O’er the crag’s headlong perpendicular,

And flings its lines of foaming light along

And to and fro, like the pale courser’s tail,

The giant steed, to be bestrode by Death

As told in the Apocalypse.”

The rainbow was suggested by the sun shining on the lower part of the torrent, “of all colors but principally purple and gold, the bow moving as you move.”

A day later he climbed to the top of the Wengern Mountain, five thousand feet above the valley, the view comprising the whole of the Jungfrau with all her glacier, then the Dent d’Argent, “shining like truth,” the two Eigers and the Wetterhorn.

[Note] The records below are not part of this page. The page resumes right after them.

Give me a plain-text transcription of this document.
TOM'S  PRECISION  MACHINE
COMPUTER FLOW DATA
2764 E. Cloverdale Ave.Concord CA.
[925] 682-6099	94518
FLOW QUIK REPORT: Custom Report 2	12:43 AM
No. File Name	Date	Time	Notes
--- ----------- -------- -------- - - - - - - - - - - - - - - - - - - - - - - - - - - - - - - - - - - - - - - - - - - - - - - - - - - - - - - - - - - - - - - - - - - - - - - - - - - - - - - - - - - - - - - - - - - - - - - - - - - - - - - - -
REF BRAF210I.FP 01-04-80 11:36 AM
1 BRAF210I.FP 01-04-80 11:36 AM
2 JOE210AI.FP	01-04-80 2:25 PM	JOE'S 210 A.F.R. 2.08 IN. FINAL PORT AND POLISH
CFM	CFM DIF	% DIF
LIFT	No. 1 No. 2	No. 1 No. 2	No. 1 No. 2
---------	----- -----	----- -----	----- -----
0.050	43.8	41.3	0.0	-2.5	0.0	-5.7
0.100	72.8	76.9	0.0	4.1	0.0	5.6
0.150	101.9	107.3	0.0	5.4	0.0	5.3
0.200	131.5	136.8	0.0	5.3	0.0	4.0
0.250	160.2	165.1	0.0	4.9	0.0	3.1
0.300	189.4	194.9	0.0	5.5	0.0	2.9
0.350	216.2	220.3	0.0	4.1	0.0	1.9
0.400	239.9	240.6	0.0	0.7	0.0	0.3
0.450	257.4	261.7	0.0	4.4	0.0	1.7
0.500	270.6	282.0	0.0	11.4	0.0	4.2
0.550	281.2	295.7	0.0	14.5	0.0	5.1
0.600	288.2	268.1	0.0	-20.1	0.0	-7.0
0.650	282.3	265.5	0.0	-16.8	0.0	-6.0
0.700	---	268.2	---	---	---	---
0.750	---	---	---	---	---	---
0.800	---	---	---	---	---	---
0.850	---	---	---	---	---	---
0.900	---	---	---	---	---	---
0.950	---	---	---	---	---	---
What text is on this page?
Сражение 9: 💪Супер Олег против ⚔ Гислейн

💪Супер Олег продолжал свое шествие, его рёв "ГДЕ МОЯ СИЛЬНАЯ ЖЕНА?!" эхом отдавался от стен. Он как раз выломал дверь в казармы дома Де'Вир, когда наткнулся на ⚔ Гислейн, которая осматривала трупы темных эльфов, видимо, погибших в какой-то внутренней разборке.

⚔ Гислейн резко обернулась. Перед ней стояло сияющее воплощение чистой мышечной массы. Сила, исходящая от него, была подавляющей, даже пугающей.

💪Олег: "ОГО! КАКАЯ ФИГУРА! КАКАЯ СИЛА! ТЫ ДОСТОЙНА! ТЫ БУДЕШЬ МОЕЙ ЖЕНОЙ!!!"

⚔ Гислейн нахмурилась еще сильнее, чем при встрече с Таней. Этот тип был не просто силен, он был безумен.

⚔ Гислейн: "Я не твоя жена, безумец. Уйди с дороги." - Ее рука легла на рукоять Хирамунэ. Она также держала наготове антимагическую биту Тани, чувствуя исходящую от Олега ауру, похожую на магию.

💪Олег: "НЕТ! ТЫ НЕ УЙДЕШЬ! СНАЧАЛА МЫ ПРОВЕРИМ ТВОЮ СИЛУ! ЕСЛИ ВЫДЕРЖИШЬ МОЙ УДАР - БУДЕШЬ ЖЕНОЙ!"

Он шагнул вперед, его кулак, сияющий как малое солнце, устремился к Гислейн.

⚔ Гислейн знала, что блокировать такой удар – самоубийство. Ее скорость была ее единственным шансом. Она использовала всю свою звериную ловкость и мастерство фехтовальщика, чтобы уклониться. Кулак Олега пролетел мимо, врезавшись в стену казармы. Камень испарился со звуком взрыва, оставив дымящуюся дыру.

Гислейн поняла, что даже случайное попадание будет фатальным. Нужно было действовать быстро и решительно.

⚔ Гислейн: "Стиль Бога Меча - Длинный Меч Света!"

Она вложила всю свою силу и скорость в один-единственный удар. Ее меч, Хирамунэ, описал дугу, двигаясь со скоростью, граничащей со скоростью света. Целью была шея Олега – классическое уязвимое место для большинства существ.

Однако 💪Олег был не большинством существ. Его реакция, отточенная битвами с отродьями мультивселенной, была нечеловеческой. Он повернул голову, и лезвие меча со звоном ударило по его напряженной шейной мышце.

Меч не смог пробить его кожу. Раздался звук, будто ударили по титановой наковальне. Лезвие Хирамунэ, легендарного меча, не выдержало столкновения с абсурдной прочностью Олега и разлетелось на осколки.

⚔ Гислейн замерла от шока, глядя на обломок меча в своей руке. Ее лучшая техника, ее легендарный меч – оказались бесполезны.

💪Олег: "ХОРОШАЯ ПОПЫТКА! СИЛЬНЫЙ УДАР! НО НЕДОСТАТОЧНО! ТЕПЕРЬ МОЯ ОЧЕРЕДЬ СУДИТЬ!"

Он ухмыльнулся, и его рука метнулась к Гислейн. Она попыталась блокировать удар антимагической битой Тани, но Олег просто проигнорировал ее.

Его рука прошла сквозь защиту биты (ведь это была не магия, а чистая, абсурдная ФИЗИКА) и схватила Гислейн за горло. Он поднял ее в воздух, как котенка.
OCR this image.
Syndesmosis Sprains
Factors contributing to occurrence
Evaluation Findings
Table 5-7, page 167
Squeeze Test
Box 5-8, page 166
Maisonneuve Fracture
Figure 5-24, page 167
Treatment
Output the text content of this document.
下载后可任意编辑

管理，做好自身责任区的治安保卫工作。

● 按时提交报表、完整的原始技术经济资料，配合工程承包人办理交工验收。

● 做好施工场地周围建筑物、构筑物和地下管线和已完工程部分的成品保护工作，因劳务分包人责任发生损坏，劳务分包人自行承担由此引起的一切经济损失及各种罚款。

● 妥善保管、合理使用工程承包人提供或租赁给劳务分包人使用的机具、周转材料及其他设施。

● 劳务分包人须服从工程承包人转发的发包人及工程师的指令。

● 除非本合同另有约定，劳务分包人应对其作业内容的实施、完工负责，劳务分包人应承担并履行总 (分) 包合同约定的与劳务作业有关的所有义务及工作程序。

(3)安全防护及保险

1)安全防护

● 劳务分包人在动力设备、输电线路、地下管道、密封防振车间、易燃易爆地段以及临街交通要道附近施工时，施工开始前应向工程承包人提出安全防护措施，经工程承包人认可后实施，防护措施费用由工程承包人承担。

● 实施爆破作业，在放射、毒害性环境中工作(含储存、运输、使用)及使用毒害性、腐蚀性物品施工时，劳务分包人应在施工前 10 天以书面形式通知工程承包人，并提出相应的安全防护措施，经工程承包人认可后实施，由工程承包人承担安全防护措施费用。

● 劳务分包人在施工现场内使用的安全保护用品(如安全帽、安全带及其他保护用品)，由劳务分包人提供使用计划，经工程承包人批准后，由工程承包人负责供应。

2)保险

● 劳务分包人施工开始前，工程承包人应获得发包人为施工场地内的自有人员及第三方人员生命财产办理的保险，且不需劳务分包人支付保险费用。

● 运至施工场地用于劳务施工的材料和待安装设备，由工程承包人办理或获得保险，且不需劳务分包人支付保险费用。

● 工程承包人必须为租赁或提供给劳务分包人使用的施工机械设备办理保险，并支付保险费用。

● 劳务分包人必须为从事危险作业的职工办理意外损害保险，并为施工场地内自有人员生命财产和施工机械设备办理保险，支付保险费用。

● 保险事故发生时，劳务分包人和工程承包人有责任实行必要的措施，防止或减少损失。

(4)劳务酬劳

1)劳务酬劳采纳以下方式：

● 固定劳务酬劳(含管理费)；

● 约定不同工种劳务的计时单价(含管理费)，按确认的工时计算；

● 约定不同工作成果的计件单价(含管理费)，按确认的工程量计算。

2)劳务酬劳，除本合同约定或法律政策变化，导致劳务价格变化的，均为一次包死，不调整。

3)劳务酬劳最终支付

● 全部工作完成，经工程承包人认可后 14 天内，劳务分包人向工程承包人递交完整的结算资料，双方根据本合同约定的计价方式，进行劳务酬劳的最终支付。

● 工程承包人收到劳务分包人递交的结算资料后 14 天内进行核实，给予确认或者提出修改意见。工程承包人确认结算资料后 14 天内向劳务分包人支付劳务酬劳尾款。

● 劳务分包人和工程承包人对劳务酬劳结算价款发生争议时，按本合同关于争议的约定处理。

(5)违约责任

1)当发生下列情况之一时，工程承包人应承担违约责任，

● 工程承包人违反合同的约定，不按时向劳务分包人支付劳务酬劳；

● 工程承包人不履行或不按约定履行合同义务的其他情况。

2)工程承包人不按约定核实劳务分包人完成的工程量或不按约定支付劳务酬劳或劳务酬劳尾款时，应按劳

He says: “I heard the avalanches falling every five minutes nearly—as if God was pelting the Devil down from Heaven with snowballs. From where we stood, on the Wengern Alp, we had all these in view on one side: on the other, the clouds rose from the opposite valley, curling up perpendicular precipices like the foam of the Ocean of Hell during a Springtide—it was white and sulphury and immeasurably deep in appearance.” From the summit they “looked down upon a boiling sea of cloud, dashing against the crags on which we stood.”

The avalanches and sulphurous clouds of course became part of the décor of “Manfred:”

“Ye avalanches, whom a breath draws down

In mountainous overwhelming, come and crush me!